We have already looked at the correlation between Winning Percentage and Scoring; ERA; Batting Average; Slugging Percentage; Fielding Percentage; and Home Runs, Triples, Doubles, Stolen Bases, and Double Plays per game. We found that statistics with at least a moderately strong correlation to a team’s winning percentage are Scoring, ERA, Batting Average, Slugging Percentage, and Fielding Percentage. However, using team stats from 225 NCAA Division I teams, we can dive a bit deeper into the statistics to see if any others have at least a moderate correlation to a team’s Winning Percentage.
First we will look at offensive statistics. With our original analysis, Scoring (calculated by dividing total runs by games played) had the highest offensive correlation of 61.6%. Of fourteen additional offensive statistics examined, none surpassed Scoring’s correlation with Winning Percentage. On Base Percentage (OBP) came a close second with a correlation of 61.3%. Also, if we add Slugging to OBP and also add additional total bases as a result of stolen bases (OPS+SB), we find a statistic with a correlation of 60.7%.
Deriving Stolen Bases as Total Bases (SBTB) is best explained by example. New Mexico State successfully stole on 60 out of 68 base attempts. In other words, 60 singles effectively became doubles, but eight singles were effectively eliminated because the batter was erased by being caught stealing. There are then 60 – 8 = 52 SBTB for New Mexico State. Interestingly, when adding SBTB to most traditional statistics that account for total bases gained, their correlation went up. Notably, Slugging Percentage correlation went up 4% and OPS correlation went up 2.4%.
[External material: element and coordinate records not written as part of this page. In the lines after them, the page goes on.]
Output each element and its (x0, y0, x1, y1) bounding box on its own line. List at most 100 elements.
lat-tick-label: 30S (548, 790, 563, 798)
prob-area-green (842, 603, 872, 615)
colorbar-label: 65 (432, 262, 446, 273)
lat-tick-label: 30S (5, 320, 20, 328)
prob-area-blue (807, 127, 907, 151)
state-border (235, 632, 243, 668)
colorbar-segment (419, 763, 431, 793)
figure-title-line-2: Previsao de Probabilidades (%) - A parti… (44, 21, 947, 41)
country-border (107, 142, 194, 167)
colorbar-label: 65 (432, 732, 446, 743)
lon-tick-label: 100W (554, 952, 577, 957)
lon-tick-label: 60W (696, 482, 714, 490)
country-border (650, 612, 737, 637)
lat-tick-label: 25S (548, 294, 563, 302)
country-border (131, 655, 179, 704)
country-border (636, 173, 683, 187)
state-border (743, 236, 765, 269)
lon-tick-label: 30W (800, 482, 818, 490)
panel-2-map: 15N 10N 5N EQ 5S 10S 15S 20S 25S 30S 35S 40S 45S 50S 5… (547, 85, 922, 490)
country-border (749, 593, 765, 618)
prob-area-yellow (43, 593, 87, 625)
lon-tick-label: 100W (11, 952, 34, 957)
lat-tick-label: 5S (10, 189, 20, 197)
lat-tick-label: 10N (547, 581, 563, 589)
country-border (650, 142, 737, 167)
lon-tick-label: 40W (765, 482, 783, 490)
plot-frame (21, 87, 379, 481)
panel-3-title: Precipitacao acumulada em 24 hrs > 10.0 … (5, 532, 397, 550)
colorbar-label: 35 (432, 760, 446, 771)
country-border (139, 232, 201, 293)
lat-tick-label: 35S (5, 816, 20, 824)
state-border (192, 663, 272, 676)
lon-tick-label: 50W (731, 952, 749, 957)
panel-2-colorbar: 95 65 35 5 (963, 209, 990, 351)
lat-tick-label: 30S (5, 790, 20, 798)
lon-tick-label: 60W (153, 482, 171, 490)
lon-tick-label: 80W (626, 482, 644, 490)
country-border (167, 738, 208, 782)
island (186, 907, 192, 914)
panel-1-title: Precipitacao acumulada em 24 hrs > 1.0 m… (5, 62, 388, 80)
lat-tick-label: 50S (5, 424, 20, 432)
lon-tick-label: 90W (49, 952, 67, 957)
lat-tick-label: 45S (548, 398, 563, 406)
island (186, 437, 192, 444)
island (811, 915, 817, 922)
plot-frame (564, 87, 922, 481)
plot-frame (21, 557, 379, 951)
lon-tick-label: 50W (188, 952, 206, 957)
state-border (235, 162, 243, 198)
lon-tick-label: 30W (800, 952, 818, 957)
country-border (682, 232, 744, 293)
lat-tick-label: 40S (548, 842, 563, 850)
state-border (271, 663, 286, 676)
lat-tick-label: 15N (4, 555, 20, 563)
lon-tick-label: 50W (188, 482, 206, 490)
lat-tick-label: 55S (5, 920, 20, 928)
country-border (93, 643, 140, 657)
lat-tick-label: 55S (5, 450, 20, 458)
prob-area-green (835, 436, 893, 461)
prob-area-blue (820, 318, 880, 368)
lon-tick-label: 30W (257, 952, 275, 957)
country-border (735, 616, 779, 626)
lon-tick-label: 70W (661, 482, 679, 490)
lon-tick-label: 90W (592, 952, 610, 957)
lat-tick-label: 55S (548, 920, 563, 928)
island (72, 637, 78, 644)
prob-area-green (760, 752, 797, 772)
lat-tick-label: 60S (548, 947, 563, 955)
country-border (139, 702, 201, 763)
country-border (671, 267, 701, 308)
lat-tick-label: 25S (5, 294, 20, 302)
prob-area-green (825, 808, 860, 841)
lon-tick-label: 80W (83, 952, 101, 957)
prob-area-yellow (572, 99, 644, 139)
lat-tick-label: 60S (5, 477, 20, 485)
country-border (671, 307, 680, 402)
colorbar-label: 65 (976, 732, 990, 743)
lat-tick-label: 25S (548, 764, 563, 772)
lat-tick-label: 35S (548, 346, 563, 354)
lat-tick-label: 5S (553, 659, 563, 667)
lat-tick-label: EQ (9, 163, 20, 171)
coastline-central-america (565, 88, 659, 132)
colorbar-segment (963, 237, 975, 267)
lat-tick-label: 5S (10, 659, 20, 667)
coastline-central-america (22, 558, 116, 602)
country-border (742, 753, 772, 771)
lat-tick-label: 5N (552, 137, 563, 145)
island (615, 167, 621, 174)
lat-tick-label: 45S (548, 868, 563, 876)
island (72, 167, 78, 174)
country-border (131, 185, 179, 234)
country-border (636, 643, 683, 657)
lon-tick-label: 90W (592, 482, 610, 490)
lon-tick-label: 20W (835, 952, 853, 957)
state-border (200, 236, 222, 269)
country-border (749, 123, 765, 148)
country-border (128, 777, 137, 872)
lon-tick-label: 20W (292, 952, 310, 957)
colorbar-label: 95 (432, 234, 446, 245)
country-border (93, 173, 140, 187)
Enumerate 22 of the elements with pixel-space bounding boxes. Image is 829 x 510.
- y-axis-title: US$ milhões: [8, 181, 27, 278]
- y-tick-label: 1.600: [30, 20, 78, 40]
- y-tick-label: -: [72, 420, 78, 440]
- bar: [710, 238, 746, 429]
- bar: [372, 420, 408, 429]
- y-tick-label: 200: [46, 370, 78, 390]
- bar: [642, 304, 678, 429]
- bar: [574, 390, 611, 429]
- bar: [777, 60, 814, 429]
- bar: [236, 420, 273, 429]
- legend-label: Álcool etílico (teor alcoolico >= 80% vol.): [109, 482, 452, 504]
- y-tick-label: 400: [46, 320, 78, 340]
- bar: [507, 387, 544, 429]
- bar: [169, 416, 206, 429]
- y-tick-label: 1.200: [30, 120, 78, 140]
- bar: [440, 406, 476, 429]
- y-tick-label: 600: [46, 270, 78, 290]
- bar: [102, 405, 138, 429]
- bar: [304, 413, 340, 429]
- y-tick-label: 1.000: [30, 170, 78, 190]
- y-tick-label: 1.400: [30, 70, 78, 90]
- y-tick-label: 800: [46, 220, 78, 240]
Moving on to pitching statistics, ERA was king in the initial analysis with a correlation of 58.8%. I examined four additional pitching statistics, and found two that had higher correlation than ERA: Runs given up per game (with a correlation of 70.46%, the only strong correlation I have yet found), and Walks plus Hits per Inning Pitched (WHIP). WHIP had a correlation of 63.2%.
Finally, five new fielding statistics were calculated and compared to our standard from the initial analysis, Fielding Percentage, which had a correlation of 37.9%. I defined Defensive Efficiency (DEFF) as the number of hits surrendered plus the number of errors made and divided that by the number of chances the defense had to make a put out, but did not include the put outs recorded because of a strike out. The intent was to take the pitcher and her strikeouts out of the equation and just look at how good a team’s defense was in getting outs when the ball was hit. DEFF had a correlation of 43.6%. If strikeouts are added to DEFF to make a combined fielding/pitching statistic called DEFF+K, its correlation jumps up to 57.9%.
The top 5 correlated statistics in batting, pitching and fielding are listed in the table to the right.
What conclusions can be drawn from this analysis? Well, it appears that pitching is a little more correlated to winning than batting, and batting more correlated to winning than fielding. Also, On Base Percentage seems to be a better predictor of winning percentage than OPS, even when OPS is adjusted with successful stolen bases. Finally, determining a team’s ability to turn batted balls into outs (DEFF) is a better measurement of defense than the traditional Fielding Percentage.